Me, Claudius: Back To The Sweat-Out Tower

sweat out

Linear Obsessional CDr and download

The machines are taking over. But not in the way you think. Instead of the sleek digital overlords of sci-fi films – Skynet, the Matrix and so on – what if there was a grass roots mechanical revolution, in which the distributed intelligences of our everyday devices decided to fuck us up on a very basic level? What if, by refusing to do what we expected them to do, these microchip servants enacted a classic switcheroo, skipping from servant to master via a passive aggressive withdrawal of cooperation, thus breaking down the machine-human compact in a blunt but profound manner?

This is the scenario envisaged by ‘Back To The Sweat-Out Tower’, the sophomore release from dub-glitch guru Me, Claudius. Its sparse, repetitive soundscapes present visions of a planet where humanity has been elbowed out of the picture by encroaching automation, its post-Fordist advancement so gradual that we didn’t even notice until too late. That door at work that suddenly can’t read your swipe card? The cashpoint that refuses to pay out the crisp tenners you asked for and then, to add insult to injury, swallows your card? All that, and then some. Computer says no. For real.

‘Back To The Sweat Out Tower’ achieves its dystopian vision mainly through a judicious sampling and looping that would do a crate-digging obsessive proud. But here the single-minded focus on the break that characterises those beat conductors is replaced by a soundscaper’s feel for texture and resonance. Carefully-assembled strata of buzzers, motors and chattering consumer goods evoke the ever-churning cycles of grid-powered hardware. On ‘Hold Your Shape, Church’, a repeated synthesized pinging brings to mind images of a malignant Tesco, its endless aisles transformed from shopper’s paradise to labyrinthine hell. Unexpected item in the bagging area. Have you swiped your Nectar card?

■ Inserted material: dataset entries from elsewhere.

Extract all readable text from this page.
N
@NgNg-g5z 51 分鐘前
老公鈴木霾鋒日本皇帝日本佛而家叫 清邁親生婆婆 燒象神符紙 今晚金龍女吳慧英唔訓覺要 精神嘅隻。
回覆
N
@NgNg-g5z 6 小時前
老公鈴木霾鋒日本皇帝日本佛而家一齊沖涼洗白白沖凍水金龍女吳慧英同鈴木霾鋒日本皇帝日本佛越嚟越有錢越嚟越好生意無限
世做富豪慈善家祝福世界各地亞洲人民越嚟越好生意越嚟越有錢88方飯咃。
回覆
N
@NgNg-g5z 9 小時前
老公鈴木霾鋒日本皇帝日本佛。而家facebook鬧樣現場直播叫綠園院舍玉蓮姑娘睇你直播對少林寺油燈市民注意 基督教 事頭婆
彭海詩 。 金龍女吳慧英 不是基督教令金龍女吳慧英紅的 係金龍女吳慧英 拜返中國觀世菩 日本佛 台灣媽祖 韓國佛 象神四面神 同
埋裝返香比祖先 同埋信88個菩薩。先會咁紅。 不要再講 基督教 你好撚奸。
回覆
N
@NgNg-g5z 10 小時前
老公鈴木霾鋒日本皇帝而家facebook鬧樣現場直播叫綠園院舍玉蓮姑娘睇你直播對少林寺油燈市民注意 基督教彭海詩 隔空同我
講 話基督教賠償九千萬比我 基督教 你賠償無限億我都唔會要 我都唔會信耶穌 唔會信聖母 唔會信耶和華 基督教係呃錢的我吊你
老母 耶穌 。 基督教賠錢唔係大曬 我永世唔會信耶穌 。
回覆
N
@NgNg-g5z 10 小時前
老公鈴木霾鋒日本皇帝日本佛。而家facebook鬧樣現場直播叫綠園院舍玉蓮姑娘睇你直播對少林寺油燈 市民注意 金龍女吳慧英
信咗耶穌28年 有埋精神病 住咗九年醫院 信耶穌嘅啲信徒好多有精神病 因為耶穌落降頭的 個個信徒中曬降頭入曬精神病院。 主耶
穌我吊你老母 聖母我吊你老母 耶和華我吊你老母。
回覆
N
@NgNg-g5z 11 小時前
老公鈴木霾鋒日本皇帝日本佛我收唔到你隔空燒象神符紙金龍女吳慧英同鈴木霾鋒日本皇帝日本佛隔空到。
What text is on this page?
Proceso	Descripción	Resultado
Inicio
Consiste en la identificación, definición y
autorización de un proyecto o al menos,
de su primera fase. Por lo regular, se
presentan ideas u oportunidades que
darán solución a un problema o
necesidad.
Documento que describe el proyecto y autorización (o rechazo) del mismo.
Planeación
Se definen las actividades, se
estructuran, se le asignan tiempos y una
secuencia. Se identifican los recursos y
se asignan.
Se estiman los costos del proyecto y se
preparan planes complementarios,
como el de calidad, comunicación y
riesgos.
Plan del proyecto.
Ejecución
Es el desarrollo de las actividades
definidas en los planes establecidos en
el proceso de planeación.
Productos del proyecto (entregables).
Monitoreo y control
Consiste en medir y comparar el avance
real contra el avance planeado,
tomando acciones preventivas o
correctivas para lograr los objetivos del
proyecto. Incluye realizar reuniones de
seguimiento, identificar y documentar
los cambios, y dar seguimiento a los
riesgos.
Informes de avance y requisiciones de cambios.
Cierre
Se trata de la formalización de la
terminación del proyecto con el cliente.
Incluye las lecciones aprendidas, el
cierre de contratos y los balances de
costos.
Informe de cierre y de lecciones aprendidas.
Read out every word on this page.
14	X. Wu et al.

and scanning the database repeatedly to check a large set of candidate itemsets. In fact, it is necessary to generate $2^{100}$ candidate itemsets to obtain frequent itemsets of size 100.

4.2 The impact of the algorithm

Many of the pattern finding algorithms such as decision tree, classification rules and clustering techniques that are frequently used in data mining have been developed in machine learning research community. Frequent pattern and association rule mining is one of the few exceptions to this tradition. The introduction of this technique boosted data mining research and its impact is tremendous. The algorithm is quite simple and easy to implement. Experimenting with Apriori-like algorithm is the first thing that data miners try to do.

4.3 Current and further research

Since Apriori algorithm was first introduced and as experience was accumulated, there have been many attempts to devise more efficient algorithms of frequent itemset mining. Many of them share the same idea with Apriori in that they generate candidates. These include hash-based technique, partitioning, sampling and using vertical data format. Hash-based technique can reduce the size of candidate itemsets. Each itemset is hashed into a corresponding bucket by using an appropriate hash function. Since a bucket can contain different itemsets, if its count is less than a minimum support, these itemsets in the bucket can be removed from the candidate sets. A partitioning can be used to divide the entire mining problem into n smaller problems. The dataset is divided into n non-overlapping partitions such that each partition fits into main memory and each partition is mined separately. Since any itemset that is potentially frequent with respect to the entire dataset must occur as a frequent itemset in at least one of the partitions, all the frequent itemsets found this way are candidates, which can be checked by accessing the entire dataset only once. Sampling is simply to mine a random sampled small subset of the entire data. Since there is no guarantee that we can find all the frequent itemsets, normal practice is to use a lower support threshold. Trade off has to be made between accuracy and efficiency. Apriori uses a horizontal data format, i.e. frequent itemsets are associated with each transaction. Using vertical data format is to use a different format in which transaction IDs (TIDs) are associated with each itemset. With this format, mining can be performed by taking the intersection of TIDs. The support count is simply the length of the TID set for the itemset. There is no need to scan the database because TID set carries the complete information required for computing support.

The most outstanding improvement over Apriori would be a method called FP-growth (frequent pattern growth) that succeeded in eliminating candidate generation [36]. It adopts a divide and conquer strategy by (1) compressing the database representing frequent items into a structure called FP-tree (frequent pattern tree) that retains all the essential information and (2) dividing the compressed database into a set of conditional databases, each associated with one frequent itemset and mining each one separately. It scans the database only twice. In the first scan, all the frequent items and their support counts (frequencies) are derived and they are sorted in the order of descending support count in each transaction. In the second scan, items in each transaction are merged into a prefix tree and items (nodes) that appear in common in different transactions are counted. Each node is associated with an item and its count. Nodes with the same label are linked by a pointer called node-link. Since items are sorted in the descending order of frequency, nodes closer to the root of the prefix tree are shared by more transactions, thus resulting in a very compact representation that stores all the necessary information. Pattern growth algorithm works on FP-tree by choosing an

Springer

The fractured poetry of ‘Reasons For Balloons’, Me Claudius’ arresting debut on Dinzu Artefacts is mostly absent, although occasionally, as on ‘Sleeve Him’, one can make out the whispers of human speech. But these are more like ghost echoes, sonic afterimages that persist long after the fleshy bodies of the Homo Sapiens have retreated. Those ethereal syllables return in ‘This Is Where I Floated My…’, this time resembling junk bytes from a text-to-speech beta test. That digital debris is threaded through a bumpy mosaic of clank and whirr that moves, gradually, from interlocking pulsations into dissonant snarls and crashes, a resource war bashed out by opposing armies of photocopiers and laser printers over a dwindling supply of toner cartridges.

And by the time the title track rolls around at the end of the album, inter-product line violence has slipped into a busy, hectic peace. The overlapping bloops and scratches mesh into a self-facilitating network from some Nathan Barley-esque nightmare. In fact, so self-satisfied do these scrobbling pulsations sound that it’s easy to imagine smugness, not domination, as the ultimate algorithmic goal.